After a waterfall of public criticism, B.C. Premier Christy Clark says her government will be reviewing how much it charges companies like Nestlé to bottle the province's water.

Right now, corporations don't pay anything to extract and bottle water in B.C. Starting in 2016, new provincial rules were going to charge $2.25 per million litres.

For example, Nestlé's operation in Hope, B.C. would be charged around $600 annually for accessing roughly 265 million litres of water that comes from a groundwater aquifer.

More than 200,000 have signed an online petition that demands a "fair price for our most precious resource." The campaign got a second wind this month as wildfires burned across the province and a drought prompted residential water restrictions.

Clark responded to the backlash on Monday. "We are going to go back and look at the pricing for the big water bottlers in the province and make sure that that’s appropriate," she told reporters.

"What we have heard is people say they don't think it is appropriate.
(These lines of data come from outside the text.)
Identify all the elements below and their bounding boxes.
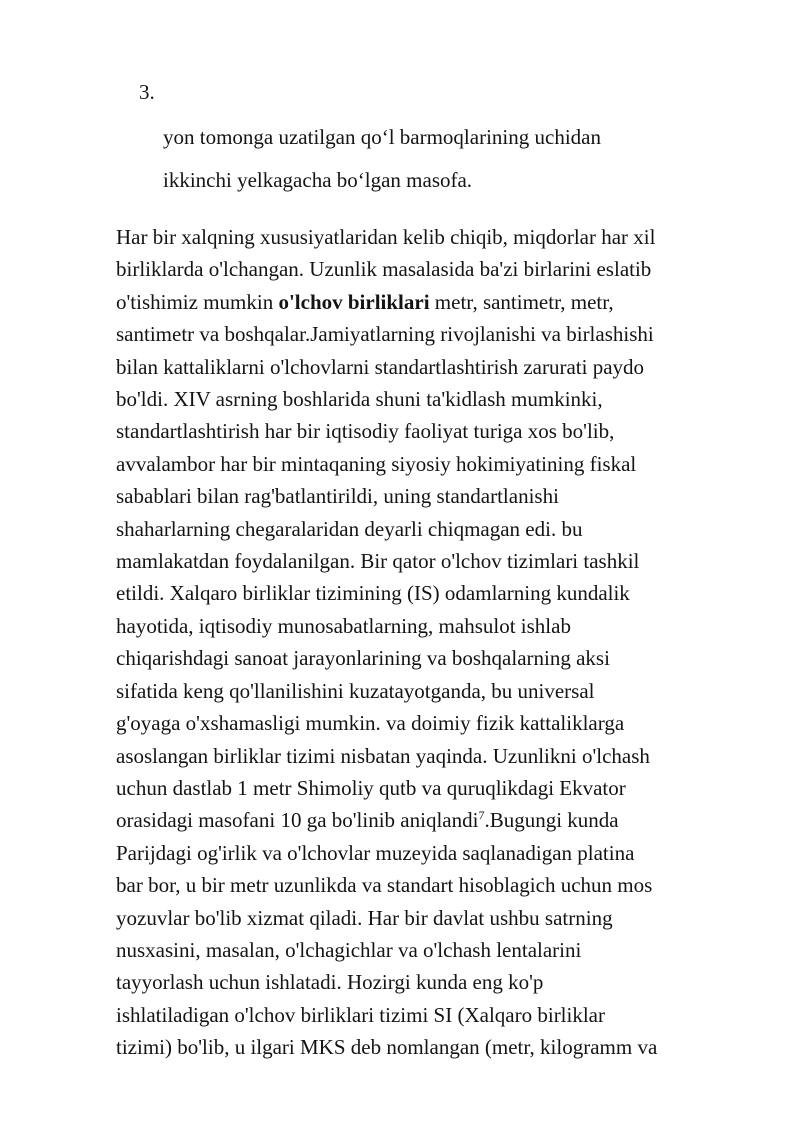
paragraph-line: sabablari bilan rag'batlantirildi, uning standartlanishi bbox=[116, 484, 559, 509]
paragraph-line: g'oyaga o'xshamasligi mumkin. va doimiy fizik kattaliklarga bbox=[116, 711, 625, 736]
line-text: .Bugungi kunda bbox=[484, 808, 619, 833]
paragraph-line: bilan kattaliklarni o'lchovlarni standartlashtirish zarurati paydo bbox=[116, 354, 645, 379]
paragraph-line: tizimi) bo'lib, u ilgari MKS deb nomlangan (metr, kilogramm va bbox=[116, 1035, 658, 1060]
paragraph-line: Parijdagi og'irlik va o'lchovlar muzeyida saqlanadigan platina bbox=[116, 840, 635, 865]
list-item-number: 3. bbox=[139, 80, 155, 104]
paragraph-line: ishlatiladigan o'lchov birliklari tizimi SI (Xalqaro birliklar bbox=[116, 1002, 605, 1027]
paragraph-line: asoslangan birliklar tizimi nisbatan yaqinda. Uzunlikni o'lchash bbox=[116, 743, 650, 768]
list-item-text bbox=[163, 116, 763, 202]
paragraph-line: hayotida, iqtisodiy munosabatlarning, mahsulot ishlab bbox=[116, 613, 571, 638]
body-paragraph bbox=[116, 221, 756, 1064]
paragraph-line: birliklarda o'lchangan. Uzunlik masalasida ba'zi birlarini eslatib bbox=[116, 257, 652, 282]
list-item-line: ikkinchi yelkagacha bo‘lgan masofa. bbox=[163, 168, 473, 192]
paragraph-line: avvalambor har bir mintaqaning siyosiy hokimiyatining fiskal bbox=[116, 451, 637, 476]
paragraph-line: bar bor, u bir metr uzunlikda va standart hisoblagich uchun mos bbox=[116, 873, 653, 898]
paragraph-line: sifatida keng qo'llanilishini kuzatayotganda, bu universal bbox=[116, 678, 595, 703]
paragraph-line: yozuvlar bo'lib xizmat qiladi. Har bir davlat ushbu satrning bbox=[116, 905, 613, 930]
paragraph-line: mamlakatdan foydalanilgan. Bir qator o'lchov tizimlari tashkil bbox=[116, 549, 640, 574]
line-text: o'tishimiz mumkin bbox=[116, 289, 279, 314]
bold-term: o'lchov birliklari bbox=[278, 289, 430, 314]
paragraph-line: uchun dastlab 1 metr Shimoliy qutb va quruqlikdagi Ekvator bbox=[116, 775, 626, 800]
paragraph-line: Har bir xalqning xususiyatlaridan kelib chiqib, miqdorlar har xil bbox=[116, 225, 656, 249]
paragraph-line: bo'ldi. XIV asrning boshlarida shuni ta'kidlash mumkinki, bbox=[116, 387, 603, 412]
footnote-reference: 7 bbox=[478, 808, 485, 823]
paragraph-line bbox=[116, 286, 756, 318]
line-text: metr, santimetr, metr, bbox=[429, 289, 614, 314]
paragraph-line: standartlashtirish har bir iqtisodiy faoliyat turiga xos bo'lib, bbox=[116, 419, 615, 444]
paragraph-line bbox=[116, 804, 756, 836]
paragraph-line: tayyorlash uchun ishlatadi. Hozirgi kunda eng ko'p bbox=[116, 970, 544, 995]
line-text: orasidagi masofani 10 ga bo'linib aniqlandi bbox=[116, 808, 479, 833]
paragraph-line: etildi. Xalqaro birliklar tizimining (IS) odamlarning kundalik bbox=[116, 581, 630, 606]
paragraph-line: santimetr va boshqalar.Jamiyatlarning rivojlanishi va birlashishi bbox=[116, 322, 654, 347]
paragraph-line: shaharlarning chegaralaridan deyarli chiqmagan edi. bu bbox=[116, 516, 583, 541]
paragraph-line: nusxasini, masalan, o'lchagichlar va o'lchash lentalarini bbox=[116, 937, 582, 962]
paragraph-line: chiqarishdagi sanoat jarayonlarining va boshqalarning aksi bbox=[116, 646, 610, 671]
list-item-line: yon tomonga uzatilgan qo‘l barmoqlarining uchidan bbox=[163, 125, 601, 149]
They think we should be at the top end charging for some of that water that the big bottlers are extracting."

Liz McDowell, who created the online campaign for SumOfUs, said the premier's decision was a "really good start."
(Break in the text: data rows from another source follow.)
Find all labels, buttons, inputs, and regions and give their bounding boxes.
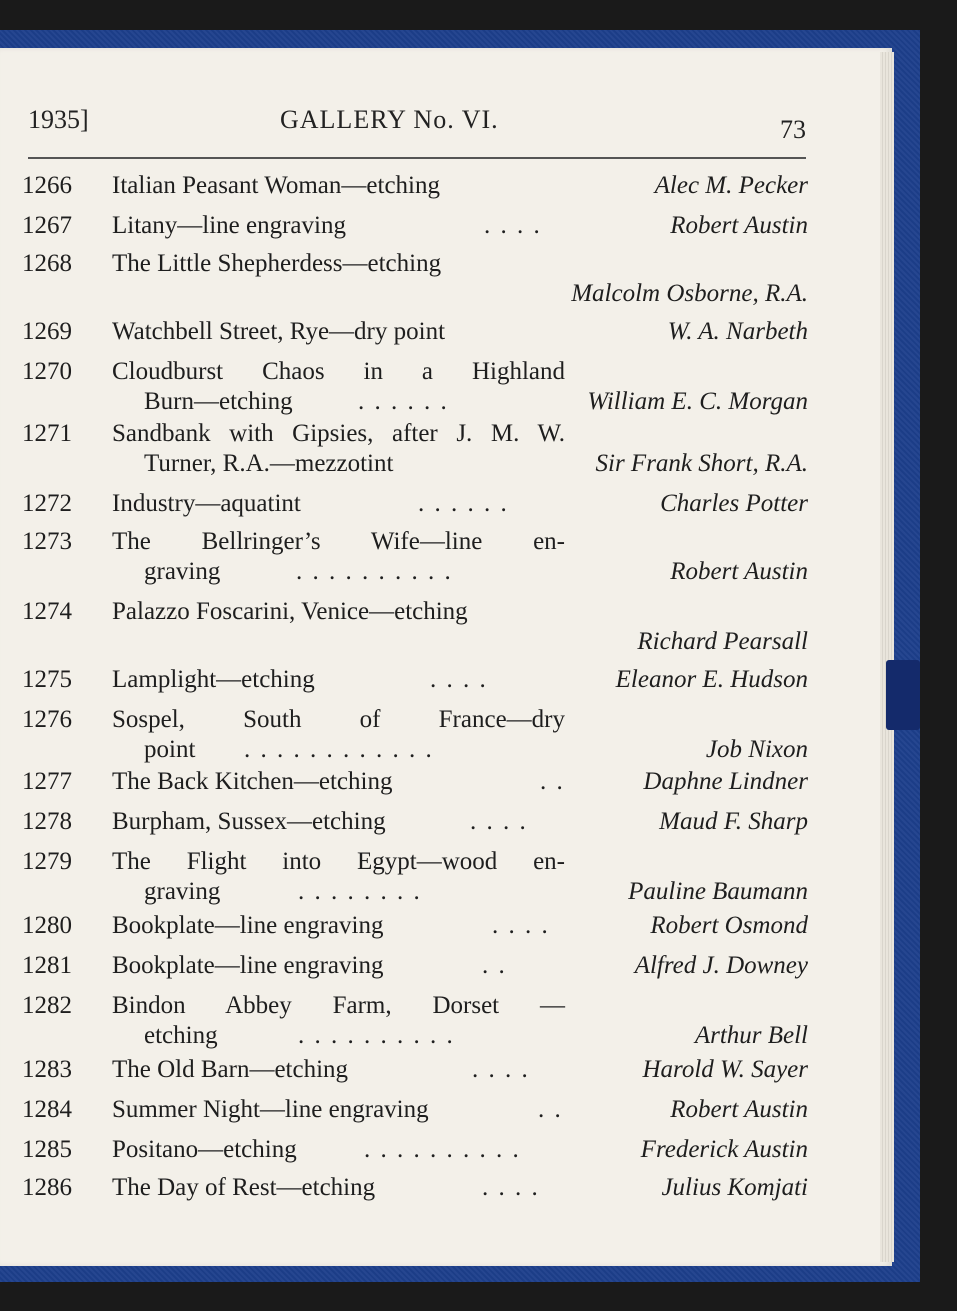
catalogue-entry	[22, 912, 808, 952]
artist-name: Robert Austin	[670, 212, 808, 239]
work-title: Litany—line engraving	[112, 212, 346, 239]
catalogue-entry	[22, 1136, 808, 1174]
catalogue-number: 1269	[22, 318, 72, 345]
work-title-continuation: graving	[144, 878, 221, 905]
artist-name: Arthur Bell	[694, 1022, 808, 1049]
catalogue-number: 1266	[22, 172, 72, 199]
catalogue-entry	[22, 250, 808, 318]
artist-name: Malcolm Osborne, R.A.	[571, 280, 808, 307]
catalogue-number: 1271	[22, 420, 72, 447]
leader-dots: . . . . . . . . . .	[364, 1136, 521, 1163]
page-header	[28, 105, 806, 145]
header-rule	[28, 157, 806, 159]
catalogue-entry	[22, 420, 808, 490]
work-title: The Little Shepherdess—etching	[112, 250, 442, 277]
catalogue-entry	[22, 318, 808, 358]
work-title: Burpham, Sussex—etching	[112, 808, 386, 835]
bookmark-ribbon	[886, 660, 920, 730]
catalogue-entry	[22, 1096, 808, 1136]
catalogue-entry	[22, 528, 808, 598]
header-year: 1935]	[28, 105, 89, 134]
catalogue-number: 1273	[22, 528, 72, 555]
work-title-continuation: point	[144, 736, 196, 763]
leader-dots: . . . .	[484, 212, 542, 239]
catalogue-entry	[22, 172, 808, 210]
catalogue-number: 1267	[22, 212, 72, 239]
artist-name: Pauline Baumann	[628, 878, 808, 905]
catalogue-entry	[22, 706, 808, 768]
catalogue-entry	[22, 992, 808, 1056]
artist-name: Robert Austin	[670, 558, 808, 585]
artist-name: Julius Komjati	[661, 1174, 808, 1201]
catalogue-entry	[22, 768, 808, 808]
work-title: Lamplight—etching	[112, 666, 315, 693]
work-title: The Old Barn—etching	[112, 1056, 349, 1083]
artist-name: Eleanor E. Hudson	[615, 666, 808, 693]
artist-name: Charles Potter	[660, 490, 808, 517]
work-title: Industry—aquatint	[112, 490, 301, 517]
work-title: Bindon Abbey Farm, Dorset —	[112, 992, 565, 1019]
work-title: Cloudburst Chaos in a Highland	[112, 358, 565, 385]
leader-dots: . . . .	[482, 1174, 540, 1201]
catalogue-number: 1278	[22, 808, 72, 835]
catalogue-number: 1281	[22, 952, 72, 979]
artist-name: Daphne Lindner	[643, 768, 808, 795]
work-title: Bookplate—line engraving	[112, 912, 384, 939]
catalogue-number: 1280	[22, 912, 72, 939]
work-title: The Day of Rest—etching	[112, 1174, 376, 1201]
leader-dots: . .	[482, 952, 507, 979]
leader-dots: . .	[538, 1096, 563, 1123]
work-title: Summer Night—line engraving	[112, 1096, 429, 1123]
catalogue-entry	[22, 490, 808, 528]
header-title: GALLERY No. VI.	[280, 105, 499, 134]
leader-dots: . . . . . . . .	[298, 878, 422, 905]
catalogue-entry	[22, 952, 808, 992]
catalogue-number: 1268	[22, 250, 72, 277]
leader-dots: . . . . . . . . . . . .	[244, 736, 434, 763]
artist-name: Robert Austin	[670, 1096, 808, 1123]
leader-dots: . .	[540, 768, 565, 795]
catalogue-entry	[22, 1056, 808, 1096]
work-title-continuation: Turner, R.A.—mezzotint	[144, 450, 394, 477]
leader-dots: . . . .	[492, 912, 550, 939]
artist-name: William E. C. Morgan	[587, 388, 808, 415]
artist-name: Maud F. Sharp	[659, 808, 808, 835]
artist-name: Job Nixon	[705, 736, 808, 763]
catalogue-number: 1277	[22, 768, 72, 795]
leader-dots: . . . . . . . . . .	[296, 558, 453, 585]
catalogue-number: 1283	[22, 1056, 72, 1083]
leader-dots: . . . .	[470, 808, 528, 835]
catalogue-entry	[22, 1174, 808, 1212]
catalogue-entry	[22, 358, 808, 420]
artist-name: Alfred J. Downey	[634, 952, 808, 979]
artist-name: Alec M. Pecker	[654, 172, 808, 199]
work-title: The Bellringer’s Wife—line en-	[112, 528, 565, 555]
catalogue-entry	[22, 848, 808, 912]
work-title: Sandbank with Gipsies, after J. M. W.	[112, 420, 565, 447]
page-edges	[880, 52, 894, 1262]
work-title: Italian Peasant Woman—etching	[112, 172, 440, 199]
artist-name: Harold W. Sayer	[642, 1056, 808, 1083]
catalogue-number: 1279	[22, 848, 72, 875]
work-title: Sospel, South of France—dry	[112, 706, 565, 733]
artist-name: Robert Osmond	[650, 912, 808, 939]
catalogue-entry	[22, 212, 808, 250]
catalogue-number: 1284	[22, 1096, 72, 1123]
work-title: The Back Kitchen—etching	[112, 768, 393, 795]
work-title: Bookplate—line engraving	[112, 952, 384, 979]
catalogue-number: 1276	[22, 706, 72, 733]
artist-name: W. A. Narbeth	[667, 318, 808, 345]
work-title: Positano—etching	[112, 1136, 297, 1163]
catalogue-number: 1286	[22, 1174, 72, 1201]
catalogue-number: 1272	[22, 490, 72, 517]
catalogue-entry	[22, 808, 808, 848]
leader-dots: . . . .	[472, 1056, 530, 1083]
leader-dots: . . . . . .	[418, 490, 509, 517]
work-title-continuation: graving	[144, 558, 221, 585]
artist-name: Frederick Austin	[640, 1136, 808, 1163]
catalogue-entry	[22, 666, 808, 706]
work-title: Palazzo Foscarini, Venice—etching	[112, 598, 468, 625]
leader-dots: . . . .	[430, 666, 488, 693]
leader-dots: . . . . . .	[358, 388, 449, 415]
work-title-continuation: etching	[144, 1022, 218, 1049]
page-number: 73	[780, 115, 806, 144]
catalogue-number: 1270	[22, 358, 72, 385]
leader-dots: . . . . . . . . . .	[298, 1022, 455, 1049]
work-title-continuation: Burn—etching	[144, 388, 293, 415]
artist-name: Sir Frank Short, R.A.	[595, 450, 808, 477]
catalogue-entry	[22, 598, 808, 666]
catalogue-number: 1275	[22, 666, 72, 693]
artist-name: Richard Pearsall	[637, 628, 808, 655]
catalogue-number: 1282	[22, 992, 72, 1019]
work-title: Watchbell Street, Rye—dry point	[112, 318, 446, 345]
work-title: The Flight into Egypt—wood en-	[112, 848, 565, 875]
catalogue-number: 1274	[22, 598, 72, 625]
catalogue-number: 1285	[22, 1136, 72, 1163]
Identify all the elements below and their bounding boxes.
"Now it the time to ensure that the government follows through -- and not only reviews the rates, but raises them to a level that will pay for a strong water management and conservation program," said an update on the petition website. "We want a system here in B.C. that protects against corporate freeloaders."
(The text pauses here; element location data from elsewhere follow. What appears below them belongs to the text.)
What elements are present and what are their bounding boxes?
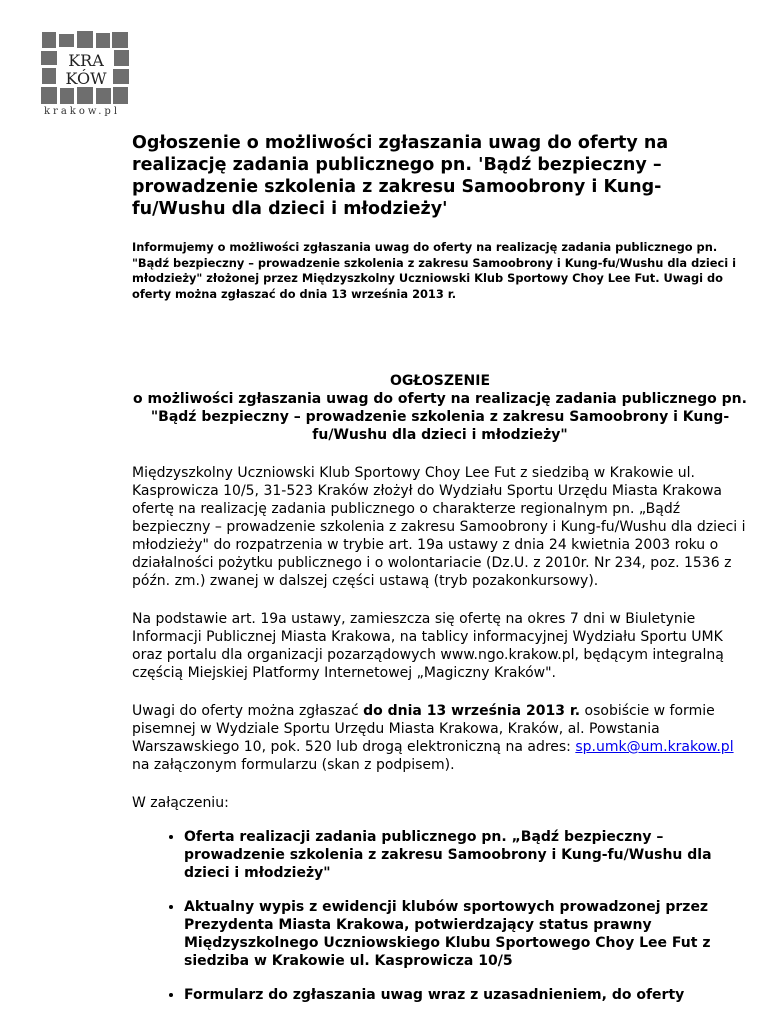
announcement-heading-block — [132, 372, 748, 444]
comments-text-middle: osobiście w formie pisemnej w Wydziale Sportu Urzędu Miasta Krakowa, Kraków, al. Powstania Warszawskiego 10, pok. 520 lub drogą elektroniczną na adres: — [132, 703, 715, 755]
krakow-logo-emblem — [40, 30, 132, 110]
page-title: Ogłoszenie o możliwości zgłaszania uwag do oferty na realizację zadania publicznego pn. 'Bądź bezpieczny – prowadzenie szkolenia z zakresu Samoobrony i Kung-fu/Wushu dla dzieci i młodzieży' — [132, 133, 669, 219]
comments-text-after: na załączonym formularzu (skan z podpisem). — [132, 757, 455, 773]
paragraph-offer: Międzyszkolny Uczniowski Klub Sportowy Choy Lee Fut z siedzibą w Krakowie ul. Kasprowicza 10/5, 31-523 Kraków złożył do Wydziału Sportu Urzędu Miasta Krakowa ofertę na realizację zadania publicznego o charakterze regionalnym pn. „Bądź bezpieczny – prowadzenie szkolenia z zakresu Samoobrony i Kung-fu/Wushu dla dzieci i młodzieży" do rozpatrzenia w trybie art. 19a ustawy z dnia 24 kwietnia 2003 roku o działalności pożytku publicznego i o wolontariacie (Dz.U. z 2010r. Nr 234, poz. 1536 z późn. zm.) zwanej w dalszej części ustawą (tryb pozakonkursowy). — [132, 465, 746, 589]
attachment-item: • Oferta realizacji zadania publicznego pn. „Bądź bezpieczny – prowadzenie szkolenia z zakresu Samoobrony i Kung-fu/Wushu dla dzieci i młodzieży" — [184, 828, 748, 882]
email-link[interactable]: sp.umk@um.krakow.pl — [575, 739, 734, 755]
attachment-item: • Aktualny wypis z ewidencji klubów sportowych prowadzonej przez Prezydenta Miasta Krakowa, potwierdzający status prawny Międzyszkolnego Uczniowskiego Klubu Sportowego Choy Lee Fut z siedziba w Krakowie ul. Kasprowicza 10/5 — [184, 898, 748, 970]
attachments-list — [132, 828, 748, 1004]
article — [132, 132, 748, 1020]
lead-summary: Informujemy o możliwości zgłaszania uwag do oferty na realizację zadania publicznego pn. "Bądź bezpieczny – prowadzenie szkolenia z zakresu Samoobrony i Kung-fu/Wushu dla dzieci i młodzieży" złożonej przez Międzyszkolny Uczniowski Klub Sportowy Choy Lee Fut. Uwagi do oferty można zgłaszać do dnia 13 września 2013 r. — [132, 240, 737, 301]
attachment-item: • Formularz do zgłaszania uwag wraz z uzasadnieniem, do oferty — [184, 986, 748, 1004]
logo-text-line1: KRA — [68, 51, 104, 70]
attachments-label: W załączeniu: — [132, 795, 229, 811]
announcement-heading: OGŁOSZENIE — [389, 373, 491, 389]
logo-text-line2: KÓW — [65, 69, 107, 88]
comments-deadline: do dnia 13 września 2013 r. — [363, 703, 581, 719]
logo-tagline: krakow.pl — [44, 106, 121, 117]
comments-text-before: Uwagi do oferty można zgłaszać — [132, 703, 364, 719]
announcement-task-name: "Bądź bezpieczny – prowadzenie szkolenia z zakresu Samoobrony i Kung-fu/Wushu dla dzieci i młodzieży" — [150, 409, 730, 443]
paragraph-publication: Na podstawie art. 19a ustawy, zamieszcza się ofertę na okres 7 dni w Biuletynie Informacji Publicznej Miasta Krakowa, na tablicy informacyjnej Wydziału Sportu UMK oraz portalu dla organizacji pozarządowych www.ngo.krakow.pl, będącym integralną częścią Miejskiej Platformy Internetowej „Magiczny Kraków". — [132, 611, 724, 681]
paragraph-comments — [132, 702, 748, 774]
announcement-subject: o możliwości zgłaszania uwag do oferty na realizację zadania publicznego pn. — [133, 391, 747, 407]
Nestlé has said that it does not draw water from rivers, lakes and streams which are affected by the drought, and that it takes less than one per cent of the available groundwater in the Kawkawa Lake sub-watershed near Hope.

The confined aquifer that Nestlé uses is not linked to the larger water supply of the region or even of the Lower Mainland, explained Blair King, an environmental scientist.

"The important thing to understand about individual aquifers is that they are mostly hydraulically isolated from each other. You can think of adjoining aquifers like adjoining swimming pools. Take the water from one and you don't affect the next," wrote King in a blog for HuffPost B.C.

Environment Minister Mary Polak has pointed out that the charge for accessing B.C. water, and not for selling it.

Judy Tyabji, a former B.C. MLA, questioned the petition's demands, pointing out that supporters were "lobbying our government to turn our water into a commodity for sale." She argued that allowing charges on B.C. water would turn it into an export product subject to international trade agreements.

She continued in a HuffPost B.C. blog: "The minute the B.C. government starts charging for water from aquifers for use based on volume, we can't turn off the taps."